Retrouvez tous nos conseils santé dans la rubrique Se soigner.
Ce 17 septembre 2026 réunit sur une même date deux journées de sensibilisation à première vue très différentes, mais qui partagent un même objectif : améliorer la qualité de vie et la sécurité des patients au quotidien. D’un côté, la Journée mondiale de l’arthrose met en lumière une pathologie articulaire extrêmement répandue mais souvent sous-estimée. De l’autre, la Journée mondiale de la sécurité des patients rappelle l’importance de prévenir les erreurs évitables dans le parcours de soins.

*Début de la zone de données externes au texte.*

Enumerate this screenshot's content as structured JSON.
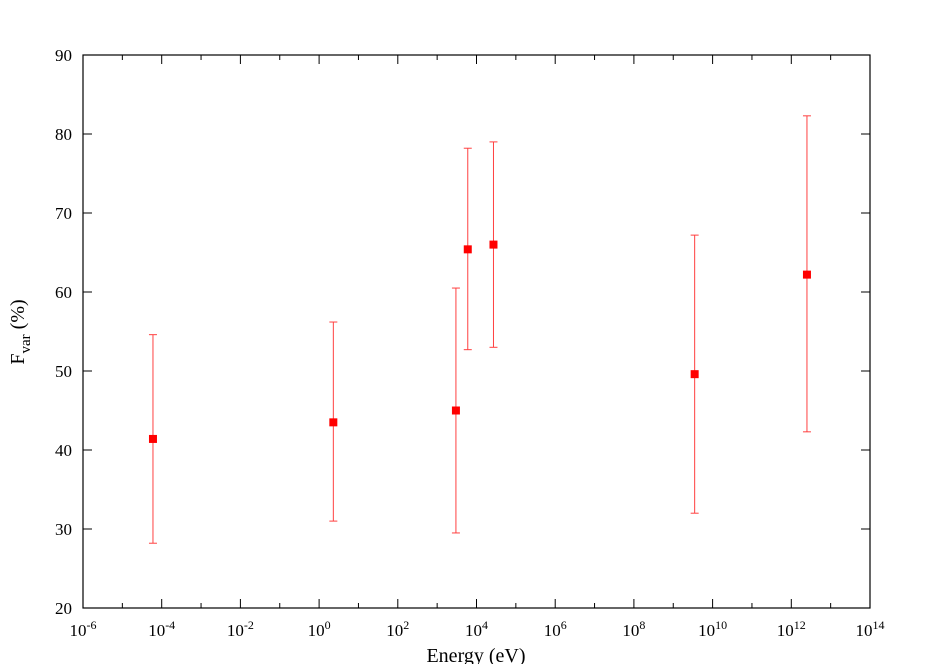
{
  "chart_data": {
    "type": "scatter",
    "title": "",
    "xlabel": "Energy (eV)",
    "ylabel_main": "F",
    "ylabel_sub": "var",
    "ylabel_unit": " (%)",
    "x_scale": "log",
    "xlim": [
      1e-06,
      100000000000000.0
    ],
    "ylim": [
      20,
      90
    ],
    "x_ticks": [
      {
        "value": 1e-06,
        "base": "10",
        "exp": "-6"
      },
      {
        "value": 0.0001,
        "base": "10",
        "exp": "-4"
      },
      {
        "value": 0.01,
        "base": "10",
        "exp": "-2"
      },
      {
        "value": 1.0,
        "base": "10",
        "exp": "0"
      },
      {
        "value": 100.0,
        "base": "10",
        "exp": "2"
      },
      {
        "value": 10000.0,
        "base": "10",
        "exp": "4"
      },
      {
        "value": 1000000.0,
        "base": "10",
        "exp": "6"
      },
      {
        "value": 100000000.0,
        "base": "10",
        "exp": "8"
      },
      {
        "value": 10000000000.0,
        "base": "10",
        "exp": "10"
      },
      {
        "value": 1000000000000.0,
        "base": "10",
        "exp": "12"
      },
      {
        "value": 100000000000000.0,
        "base": "10",
        "exp": "14"
      }
    ],
    "y_ticks": [
      "20",
      "30",
      "40",
      "50",
      "60",
      "70",
      "80",
      "90"
    ],
    "grid": false,
    "legend": "none",
    "marker_color": "#ff0000",
    "errorbar_color": "#ff4040",
    "series": [
      {
        "points": [
          {
            "x": 6e-05,
            "y": 41.4,
            "ylow": 28.2,
            "yhigh": 54.6
          },
          {
            "x": 2.3,
            "y": 43.5,
            "ylow": 31.0,
            "yhigh": 56.2
          },
          {
            "x": 3000,
            "y": 45.0,
            "ylow": 29.5,
            "yhigh": 60.5
          },
          {
            "x": 6000,
            "y": 65.4,
            "ylow": 52.7,
            "yhigh": 78.2
          },
          {
            "x": 27000,
            "y": 66.0,
            "ylow": 53.0,
            "yhigh": 79.0
          },
          {
            "x": 3500000000.0,
            "y": 49.6,
            "ylow": 32.0,
            "yhigh": 67.2
          },
          {
            "x": 2500000000000.0,
            "y": 62.2,
            "ylow": 42.3,
            "yhigh": 82.3
          }
        ]
      }
    ]
  }
}
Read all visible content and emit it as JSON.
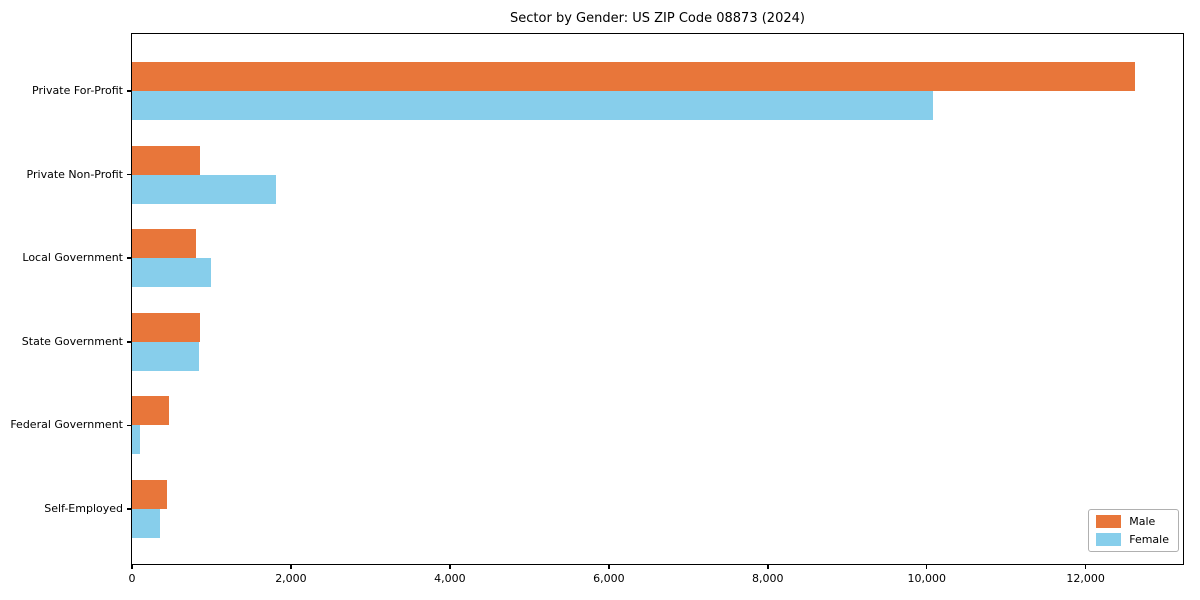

L’arthrose, une pathologie bien plus fréquente qu’on ne le pense
Souvent associée à tort au seul vieillissement inévitable, l’arthrose touche en réalité une part très importante de la population, avec des répercussions parfois lourdes sur la mobilité et la qualité de vie au quotidien. Cette usure progressive du cartilage articulaire peut toucher n’importe quelle articulation, mais concerne le plus fréquemment les genoux, les hanches et les mains.
Des gestes simples pour ralentir son évolution
- Maintenir une activité physique régulière et adaptée, y compris en cas de douleurs articulaires.
- Surveiller son poids, un facteur aggravant reconnu pour l’arthrose des membres inférieurs.
- Éviter les mouvements répétitifs à fort impact sur les articulations déjà fragilisées.
- Consulter dès l’apparition de douleurs persistantes plutôt que d’attendre une gêne invalidante.
Une prise en charge qui a beaucoup évolué
Contrairement à une idée reçue encore répandue, l’arthrose ne se résume pas à une fatalité à laquelle il faudrait simplement s’habituer. Les approches actuelles combinent souvent rééducation fonctionnelle, adaptation de l’activité physique et, si nécessaire, traitements médicamenteux ciblés, avec pour objectif de préserver au maximum la mobilité et l’autonomie des personnes concernées sur le long terme.
La sécurité des patients, un enjeu transversal du système de soins
La Journée mondiale de la sécurité des patients, instaurée à l’initiative de l’Organisation mondiale de la santé, vise quant à elle à sensibiliser professionnels de santé comme grand public à la prévention des évènements indésirables évitables lors des parcours de soins : erreurs de médication, infections associées aux soins ou encore défauts de communication entre professionnels lors des transferts de patients.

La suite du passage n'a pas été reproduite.